Complement or Substitute? AI’s Dual Impact on Human Skills and Labor Demand

Elina Mäkelä and Fabian Stephany, in their SSRN working paper “Complement or Substitute? How AI Increases the Demand for Human Skills,” provide a comprehensive analysis of how artificial intelligence (AI) reshapes labour markets by examining 12 million online job postings in the U.S. from 2018–2023. Their study tackles a foundational question in the AI discourse: does AI displace human workers, or does it enhance the demand for particular human capabilities? Through a rigorous two-pronged analytic framework, they assess both “internal effects” in explicitly AI-related roles and broader “external effects” across various sectors.

In addressing internal labour-market dynamics, Mäkelä and Stephany reveal that AI-heavy roles are nearly twice as likely as non-AI roles to require complementary skills such as digital literacy, teamwork, resilience, analytical thinking, and ethics. These roles also tend to offer higher wage premiums—between 5–10%—for candidates possessing these competencies. Conversely, skills considered substitutable by AI, such as basic data processing, summarisation, and routine customer service, are declining in both demand and value within AI-centric positions.

Expanding beyond AI-dedicated roles, the authors identify notable “external effects”: industries, occupations, and regions experiencing AI growth also see rising demand for complementary skills in non-AI roles. Interestingly, these external complementary effects dwarf the negative impacts on substitutable roles—by up to 1.7 times. This net positive suggests that AI momentum in certain sectors generates a ripple effect, pushing workplaces more broadly to value human skills that complement machine capabilities.
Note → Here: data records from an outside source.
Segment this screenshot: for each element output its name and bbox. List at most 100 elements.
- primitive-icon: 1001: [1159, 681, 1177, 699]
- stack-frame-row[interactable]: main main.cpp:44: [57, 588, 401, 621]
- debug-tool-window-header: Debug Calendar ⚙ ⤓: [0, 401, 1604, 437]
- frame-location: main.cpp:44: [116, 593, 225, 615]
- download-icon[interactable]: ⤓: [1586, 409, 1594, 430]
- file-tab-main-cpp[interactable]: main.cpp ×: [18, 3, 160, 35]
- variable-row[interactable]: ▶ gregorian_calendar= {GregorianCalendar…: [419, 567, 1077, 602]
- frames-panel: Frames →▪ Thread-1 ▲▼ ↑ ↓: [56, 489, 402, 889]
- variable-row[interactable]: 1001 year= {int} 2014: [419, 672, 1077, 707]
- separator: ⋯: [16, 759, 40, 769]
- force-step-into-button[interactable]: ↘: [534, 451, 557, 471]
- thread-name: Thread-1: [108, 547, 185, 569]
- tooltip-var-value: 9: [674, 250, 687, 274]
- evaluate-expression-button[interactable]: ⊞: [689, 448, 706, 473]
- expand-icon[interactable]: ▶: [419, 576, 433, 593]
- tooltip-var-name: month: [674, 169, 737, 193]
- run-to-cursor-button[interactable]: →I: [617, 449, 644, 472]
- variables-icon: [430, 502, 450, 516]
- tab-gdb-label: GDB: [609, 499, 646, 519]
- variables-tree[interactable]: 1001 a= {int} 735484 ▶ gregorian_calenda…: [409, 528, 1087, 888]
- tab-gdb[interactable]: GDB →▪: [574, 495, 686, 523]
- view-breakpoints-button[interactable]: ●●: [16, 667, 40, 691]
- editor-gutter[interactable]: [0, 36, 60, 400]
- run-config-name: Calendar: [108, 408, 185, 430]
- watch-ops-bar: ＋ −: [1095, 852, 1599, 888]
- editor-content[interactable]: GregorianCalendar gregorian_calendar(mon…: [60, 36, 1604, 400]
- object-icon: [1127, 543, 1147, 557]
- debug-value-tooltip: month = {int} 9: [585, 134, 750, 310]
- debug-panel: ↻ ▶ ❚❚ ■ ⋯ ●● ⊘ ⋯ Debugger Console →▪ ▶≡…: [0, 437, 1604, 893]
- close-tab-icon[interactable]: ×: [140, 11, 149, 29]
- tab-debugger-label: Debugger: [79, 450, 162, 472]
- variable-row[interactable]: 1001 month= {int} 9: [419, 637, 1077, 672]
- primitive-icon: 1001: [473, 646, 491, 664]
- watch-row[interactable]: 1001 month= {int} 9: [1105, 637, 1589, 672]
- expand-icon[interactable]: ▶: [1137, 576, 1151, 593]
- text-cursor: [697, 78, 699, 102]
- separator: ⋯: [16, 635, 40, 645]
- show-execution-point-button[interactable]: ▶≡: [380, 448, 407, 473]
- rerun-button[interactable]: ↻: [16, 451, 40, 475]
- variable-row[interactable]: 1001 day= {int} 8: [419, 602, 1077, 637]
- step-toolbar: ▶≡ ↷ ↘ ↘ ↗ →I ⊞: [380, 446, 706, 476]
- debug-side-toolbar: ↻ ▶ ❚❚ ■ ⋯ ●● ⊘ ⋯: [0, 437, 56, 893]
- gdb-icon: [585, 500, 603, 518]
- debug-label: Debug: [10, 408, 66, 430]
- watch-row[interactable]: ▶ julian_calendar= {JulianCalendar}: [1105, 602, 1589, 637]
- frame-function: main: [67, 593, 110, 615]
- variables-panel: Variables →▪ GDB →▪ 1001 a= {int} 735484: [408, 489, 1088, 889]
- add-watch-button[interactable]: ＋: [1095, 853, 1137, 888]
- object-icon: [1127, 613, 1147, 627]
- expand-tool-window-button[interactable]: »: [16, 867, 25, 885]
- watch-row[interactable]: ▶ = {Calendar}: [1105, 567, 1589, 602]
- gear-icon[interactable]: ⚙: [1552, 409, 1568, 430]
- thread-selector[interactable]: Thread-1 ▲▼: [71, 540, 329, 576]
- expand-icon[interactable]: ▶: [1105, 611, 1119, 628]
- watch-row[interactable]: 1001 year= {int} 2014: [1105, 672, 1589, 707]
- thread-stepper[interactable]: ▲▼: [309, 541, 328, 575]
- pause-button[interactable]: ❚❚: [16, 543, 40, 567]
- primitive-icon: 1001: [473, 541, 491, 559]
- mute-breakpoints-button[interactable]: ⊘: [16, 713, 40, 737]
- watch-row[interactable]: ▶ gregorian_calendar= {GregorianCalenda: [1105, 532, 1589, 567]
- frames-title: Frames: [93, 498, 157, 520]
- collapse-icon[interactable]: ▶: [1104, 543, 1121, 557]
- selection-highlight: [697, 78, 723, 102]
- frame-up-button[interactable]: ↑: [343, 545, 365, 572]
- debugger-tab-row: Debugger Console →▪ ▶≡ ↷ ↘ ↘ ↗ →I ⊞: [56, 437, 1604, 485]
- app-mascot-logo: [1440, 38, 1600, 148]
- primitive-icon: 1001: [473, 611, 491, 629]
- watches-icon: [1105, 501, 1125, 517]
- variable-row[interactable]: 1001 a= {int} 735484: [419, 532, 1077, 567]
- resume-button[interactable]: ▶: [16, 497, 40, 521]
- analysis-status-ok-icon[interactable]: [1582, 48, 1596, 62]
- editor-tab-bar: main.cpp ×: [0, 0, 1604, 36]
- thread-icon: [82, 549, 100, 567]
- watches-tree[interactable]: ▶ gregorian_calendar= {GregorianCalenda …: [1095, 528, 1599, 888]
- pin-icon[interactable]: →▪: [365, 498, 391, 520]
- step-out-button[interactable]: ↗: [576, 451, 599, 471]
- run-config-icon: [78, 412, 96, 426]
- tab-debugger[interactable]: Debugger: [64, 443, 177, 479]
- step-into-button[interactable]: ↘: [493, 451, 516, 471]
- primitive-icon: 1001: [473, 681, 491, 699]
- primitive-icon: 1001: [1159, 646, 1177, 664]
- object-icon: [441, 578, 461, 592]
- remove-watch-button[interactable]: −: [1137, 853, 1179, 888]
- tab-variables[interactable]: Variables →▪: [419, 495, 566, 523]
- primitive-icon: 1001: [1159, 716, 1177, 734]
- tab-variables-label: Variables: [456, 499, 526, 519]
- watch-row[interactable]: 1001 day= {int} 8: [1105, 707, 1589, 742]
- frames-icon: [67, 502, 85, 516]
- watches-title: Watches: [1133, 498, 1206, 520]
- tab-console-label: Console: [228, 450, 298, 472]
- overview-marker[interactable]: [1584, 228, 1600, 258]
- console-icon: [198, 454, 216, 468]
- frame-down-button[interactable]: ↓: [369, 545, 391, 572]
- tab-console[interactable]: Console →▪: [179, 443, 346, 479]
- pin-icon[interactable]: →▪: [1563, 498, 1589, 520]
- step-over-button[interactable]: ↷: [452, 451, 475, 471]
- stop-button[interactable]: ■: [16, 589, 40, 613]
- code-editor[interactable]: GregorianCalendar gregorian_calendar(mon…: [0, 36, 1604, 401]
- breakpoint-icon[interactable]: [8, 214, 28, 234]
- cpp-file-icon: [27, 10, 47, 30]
The paper’s methodology is meticulous: clustering skills into “complementary” and “substitutable” categories, leveraging logistic and linear regressions to analyse skill prevalence and wage outcomes, and controlling for confounders like education, experience, job structure, and regional economics. The authors further validate their findings with cross-country evidence, replicating the patterns observed in the U.K. and Australia, thus underscoring the global relevance of their insights.

One of the study’s key contributions is the identification of specific skill combinations that are especially valuable across various AI roles—technical proficiency paired with analytical thinking, for example. For data scientists, the presence of resilience and agility can translate into a 4% wage premium. This nuanced perspective highlights that calling for complementary skills is not just a general trend but a strategic priority, especially in AI-integrated professions.

Ultimately, Mäkelä and Stephany conclude that AI adoption does indeed substitute routine tasks, yet simultaneously stimulates demand for uniquely human aptitudes—resulting in a positive net effect on labour demand. They emphasise the urgency of reskilling efforts aimed not just at technical AI capabilities but also at human-centric skills such as ethics, digital literacy, resilience, and teamwork. The full study is available on SSRN.